Gli Internazionali BNL d’Italia sono ormai nel pieno del loro svolgimento. I tennisti di casa, impegnati nei primi turni, hanno rivelato la presenza di un movimento ancora povero di trofei, ma vivo e presente, soprattutto in campo maschile. Al di là della conferma di Fabio Fognini, vincitore, oggi, del match contro Thiem e dei pronostici a suo sfavore; abbiamo potuto ammirare le prodezze di Marco Cecchinato, non proprio un giocatore della nuova leva, ma comunque in grande crescita, che si è ben comportato in campo con Pablo Cuevas ed ha reso difficile il cammino di David Goffin.
Abbiamo gioito per l’ottimo Matteo Berrettini, ventiduenne, che si è sbarazzato di Frances Tiafoe, astro nascente del tennis americano, visto un Filippo Baldi davvero competitivo contro Nikoloz Basilashvili e apprezzato Lorenzo Sonego, nonostante la sconfitta contro Peter Gojowczyk.
Da non dimenticare Gianluigi Quinzi, il talentuoso, ma irrequieto marchigiano, che ha ritrovato la voglia di competere persa dopo le NextGen Finals del novembre 2017.
Il termometro della FIT, in campo maschile, sta quindi misurando delle temperature più alte rispetto a qualche anno fa, in cui Fognini e Seppi erano i capisaldi di una nazionale dalla panchina corta. Questi ragazzi, quasi tutti nati nella seconda metà degli anni ‘90, possono in prospettiva crescere ulteriormente e aspirare ad occupare delle buone posizioni nel ranking mondiale.
Assai più complicata è la situazione in campo femminile.
A partire dall’esordio amaro di Camilla Rosatello, che certamente non è stato dei più facili, contro Kaia Kanepi. Le 211 posizioni di differenza tra la piemontese e l’estone si sono fatte sentire, oltre che la tensione per il debutto nel main draw di un torneo Premier così importante. Nemmeno la wild card è riuscita a galvanizzare la tennista di Saluzzo, che ha racimolato solo 3 game nell’intera partita.
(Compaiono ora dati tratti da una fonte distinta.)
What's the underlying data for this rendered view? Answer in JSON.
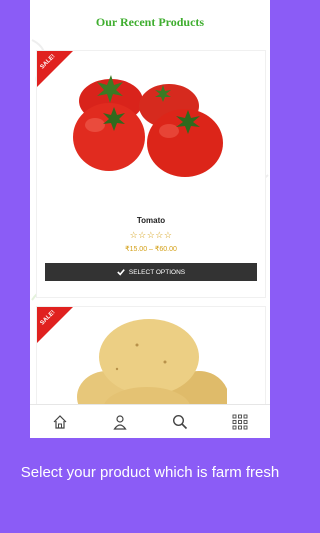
{
  "colors": {
    "background": "#8b5cf6",
    "title_green": "#3fae2f",
    "sale_red": "#e0211f",
    "price_gold": "#d4a017",
    "button_dark": "#333333"
  },
  "section": {
    "title": "Our Recent Products"
  },
  "products": [
    {
      "badge": "SALE!",
      "name": "Tomato",
      "rating_stars": "☆☆☆☆☆",
      "price": "₹15.00 – ₹60.00",
      "button_label": "SELECT OPTIONS",
      "button_icon": "check-icon"
    },
    {
      "badge": "SALE!"
    }
  ],
  "bottom_nav": {
    "items": [
      "home-icon",
      "account-icon",
      "search-icon",
      "grid-menu-icon"
    ]
  },
  "caption": "Select your product which is farm fresh"
}
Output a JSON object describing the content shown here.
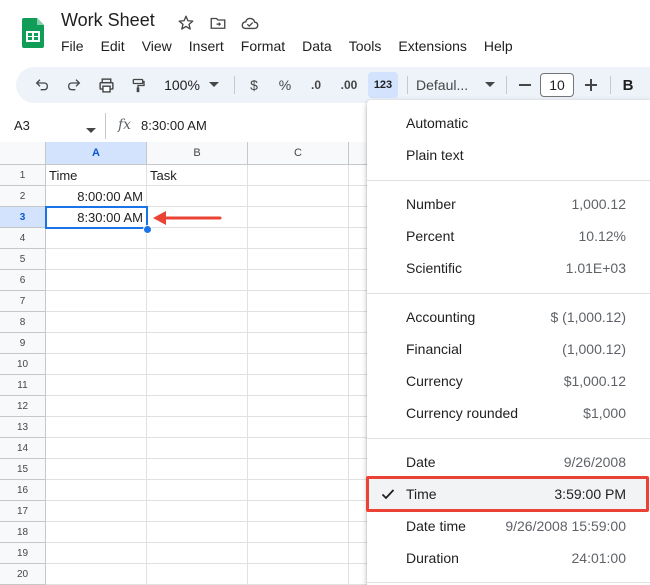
{
  "doc": {
    "title": "Work Sheet"
  },
  "menubar": [
    "File",
    "Edit",
    "View",
    "Insert",
    "Format",
    "Data",
    "Tools",
    "Extensions",
    "Help"
  ],
  "toolbar": {
    "zoom": "100%",
    "currency": "$",
    "percent": "%",
    "dec_decrease": ".0",
    "dec_increase": ".00",
    "format_more": "123",
    "font": "Defaul...",
    "font_size": "10",
    "bold": "B"
  },
  "formula_bar": {
    "cell_ref": "A3",
    "fx": "fx",
    "value": "8:30:00 AM"
  },
  "sheet": {
    "columns": [
      "A",
      "B",
      "C"
    ],
    "rows": [
      "1",
      "2",
      "3",
      "4",
      "5",
      "6",
      "7",
      "8",
      "9",
      "10",
      "11",
      "12",
      "13",
      "14",
      "15",
      "16",
      "17",
      "18",
      "19",
      "20"
    ],
    "cells": {
      "A1": "Time",
      "B1": "Task",
      "A2": "8:00:00 AM",
      "A3": "8:30:00 AM"
    },
    "selected": "A3"
  },
  "format_menu": {
    "groups": [
      [
        {
          "label": "Automatic",
          "example": ""
        },
        {
          "label": "Plain text",
          "example": ""
        }
      ],
      [
        {
          "label": "Number",
          "example": "1,000.12"
        },
        {
          "label": "Percent",
          "example": "10.12%"
        },
        {
          "label": "Scientific",
          "example": "1.01E+03"
        }
      ],
      [
        {
          "label": "Accounting",
          "example": "$ (1,000.12)"
        },
        {
          "label": "Financial",
          "example": "(1,000.12)"
        },
        {
          "label": "Currency",
          "example": "$1,000.12"
        },
        {
          "label": "Currency rounded",
          "example": "$1,000"
        }
      ],
      [
        {
          "label": "Date",
          "example": "9/26/2008"
        },
        {
          "label": "Time",
          "example": "3:59:00 PM",
          "checked": true
        },
        {
          "label": "Date time",
          "example": "9/26/2008 15:59:00"
        },
        {
          "label": "Duration",
          "example": "24:01:00"
        }
      ]
    ]
  },
  "colors": {
    "accent": "#1a73e8",
    "highlight": "#ea4335",
    "selected_header": "#d3e3fd"
  }
}
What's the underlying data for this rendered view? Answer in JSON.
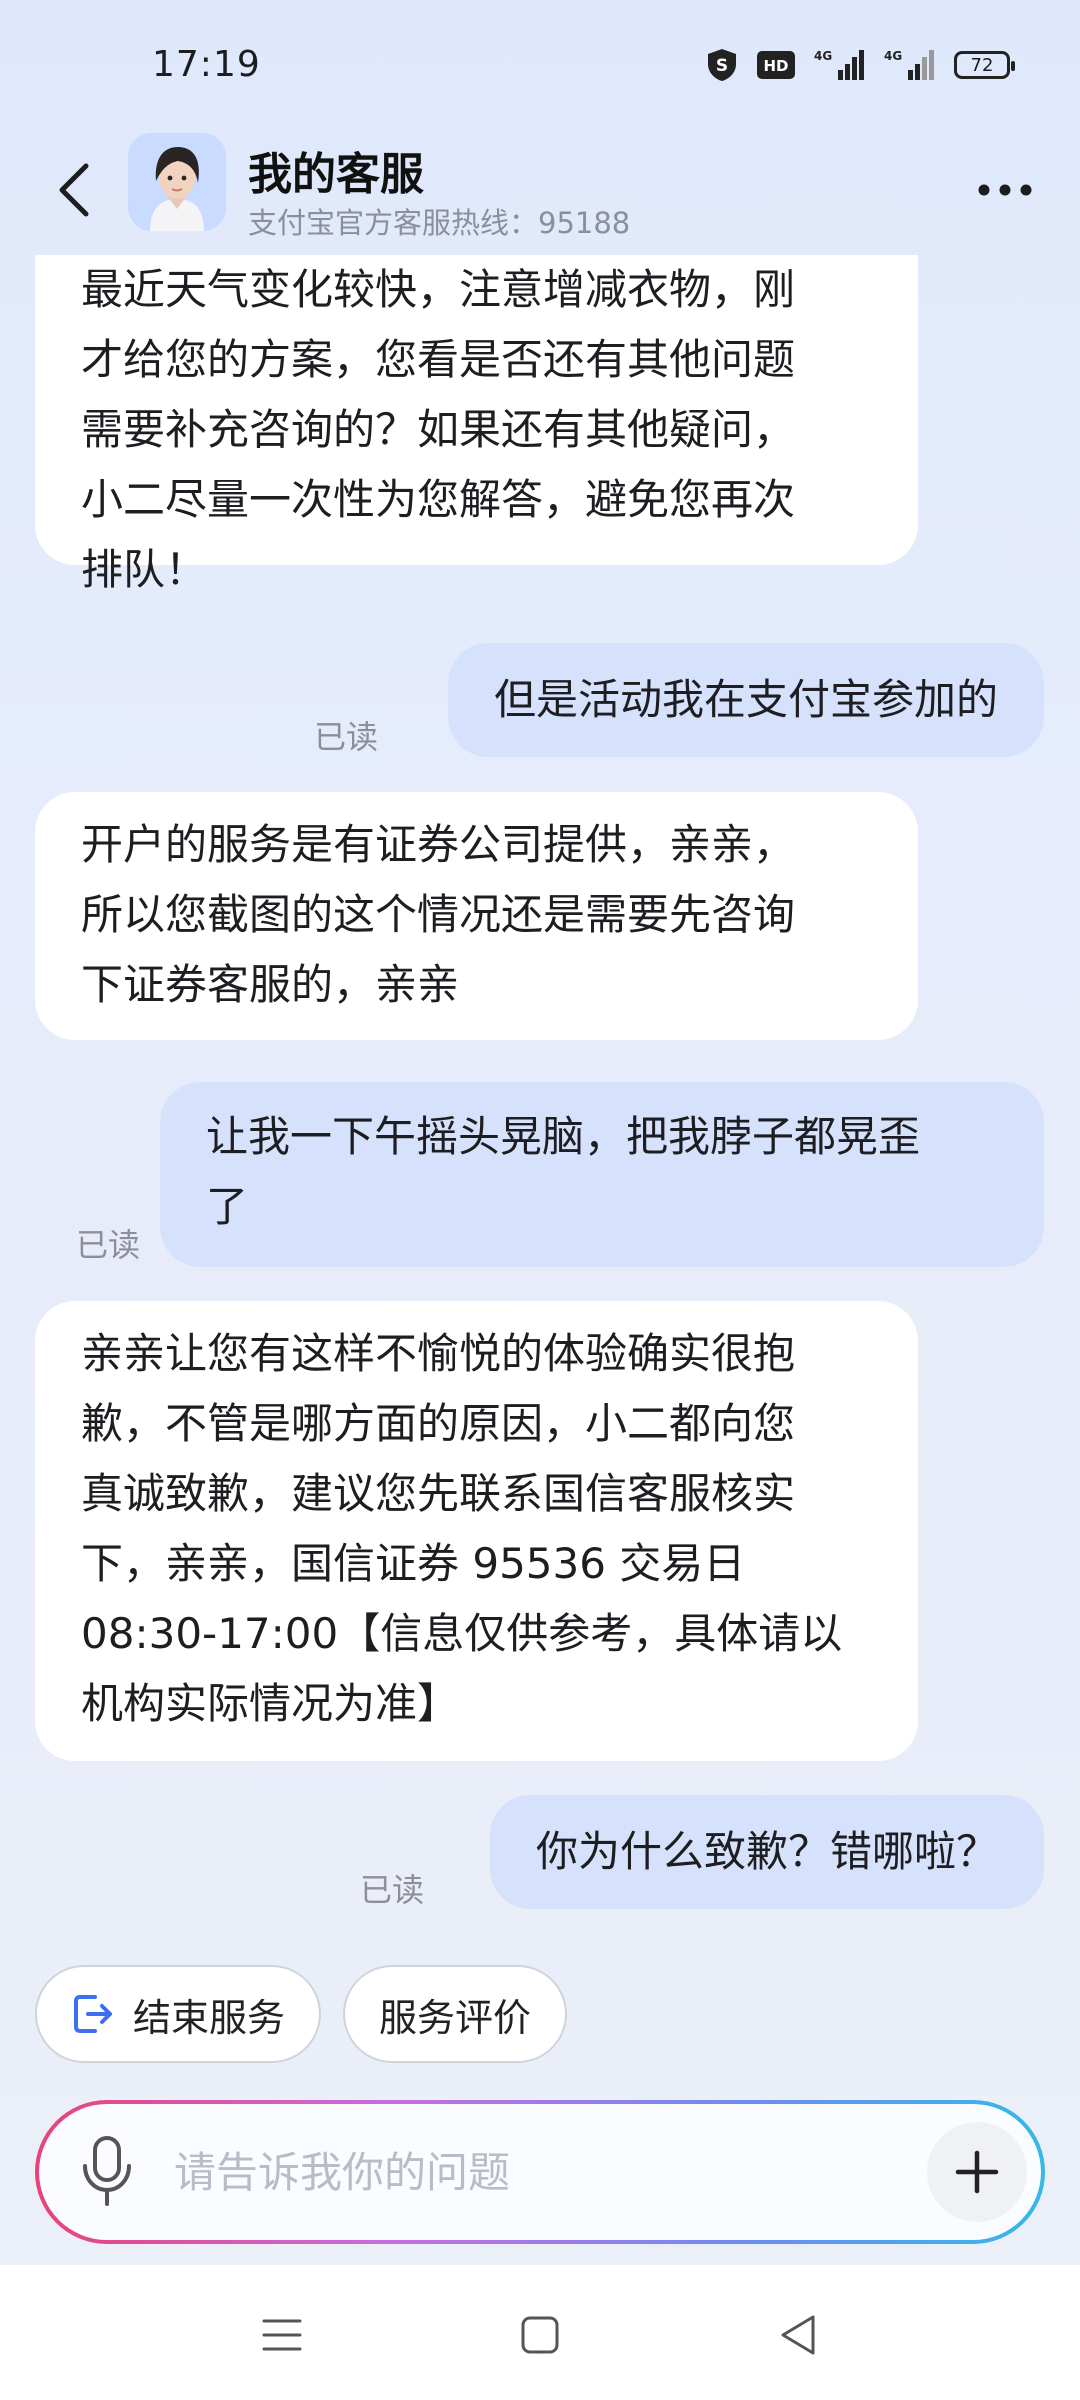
{
  "status_bar": {
    "time": "17:19",
    "signal_label": "4G",
    "battery": "72",
    "icons": [
      "shield-s-icon",
      "hd-icon",
      "signal-4g-icon",
      "signal-4g-icon",
      "battery-icon"
    ]
  },
  "header": {
    "title": "我的客服",
    "subtitle": "支付宝官方客服热线：95188"
  },
  "messages": [
    {
      "from": "agent",
      "lines": [
        "最近天气变化较快，注意增减衣物，刚",
        "才给您的方案，您看是否还有其他问题",
        "需要补充咨询的？如果还有其他疑问，",
        "小二尽量一次性为您解答，避免您再次",
        "排队！"
      ]
    },
    {
      "from": "user",
      "lines": [
        "但是活动我在支付宝参加的"
      ],
      "status": "已读"
    },
    {
      "from": "agent",
      "lines": [
        "开户的服务是有证券公司提供，亲亲，",
        "所以您截图的这个情况还是需要先咨询",
        "下证券客服的，亲亲"
      ]
    },
    {
      "from": "user",
      "lines": [
        "让我一下午摇头晃脑，把我脖子都晃歪",
        "了"
      ],
      "status": "已读"
    },
    {
      "from": "agent",
      "lines": [
        "亲亲让您有这样不愉悦的体验确实很抱",
        "歉，不管是哪方面的原因，小二都向您",
        "真诚致歉，建议您先联系国信客服核实",
        "下，亲亲，国信证券 95536 交易日",
        "08:30-17:00【信息仅供参考，具体请以",
        "机构实际情况为准】"
      ]
    },
    {
      "from": "user",
      "lines": [
        "你为什么致歉？错哪啦？"
      ],
      "status": "已读"
    }
  ],
  "quick_actions": {
    "end_service": "结束服务",
    "rate_service": "服务评价"
  },
  "input": {
    "placeholder": "请告诉我你的问题",
    "value": ""
  },
  "colors": {
    "user_bubble": "#d6e2fb",
    "agent_bubble": "#ffffff",
    "accent": "#3d6ff0"
  }
}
Con l’addio ormai metabolizzato di Flavia Pennetta, la frattura in tentata ricomposizione tra Camila Giorgi e la federazione, l’ormai imminente ritiro di Francesca Schiavone e la prolungata crisi di Sara Errani, lunedì sul campo Pietrangeli, il pubblico di Roma ha tributato l’addio alla carriera dell’enorme Roberta Vinci. Anche Giovanni Malagò, presidente del Comitato Olimpico Nazionale Italiano e gli stati generali dello sport italiano, hanno salutato e ringraziato questa straordinaria campionessa: ventuno anni da professionista, dieci titoli vinti, Career Grand Slam in doppio con “Sarita”, quattro titoli con la nazionale di Fed Cup, un Collare d’Oro al Merito Sportivo conferito dal CONI e la strabiliante finale agli US Open 2015, raggiunta dopo una estenuante battaglia contro la n.1 Serena Williams. La tennista tarantina lascia una eredità immensa nelle mani di un gruppo che ancora deve compiere i passi necessari per raggiungere la maturità sportiva.
In un paio di anni, dunque, la situazione si è completamente rovesciata. Ogni ciclo ha un inizio ed una fine, e quello del tennis italiano femminile è stato carico di successi e momenti che entreranno nel librone della storia di questo sport; forse adesso, a distanza di 42 anni dal successo in Coppa Davis di Panatta, Zugarelli, Bertolucci e Barazzutti, è il momento del riscatto per il tennis maschile, anche se il livello della competizione cresce di torneo in torneo, mostrando l’ascesa di futuri campioni provenienti da ogni parte del mondo, dalla Grecia alla Corea del Sud, passando per la Germania e per il Canada.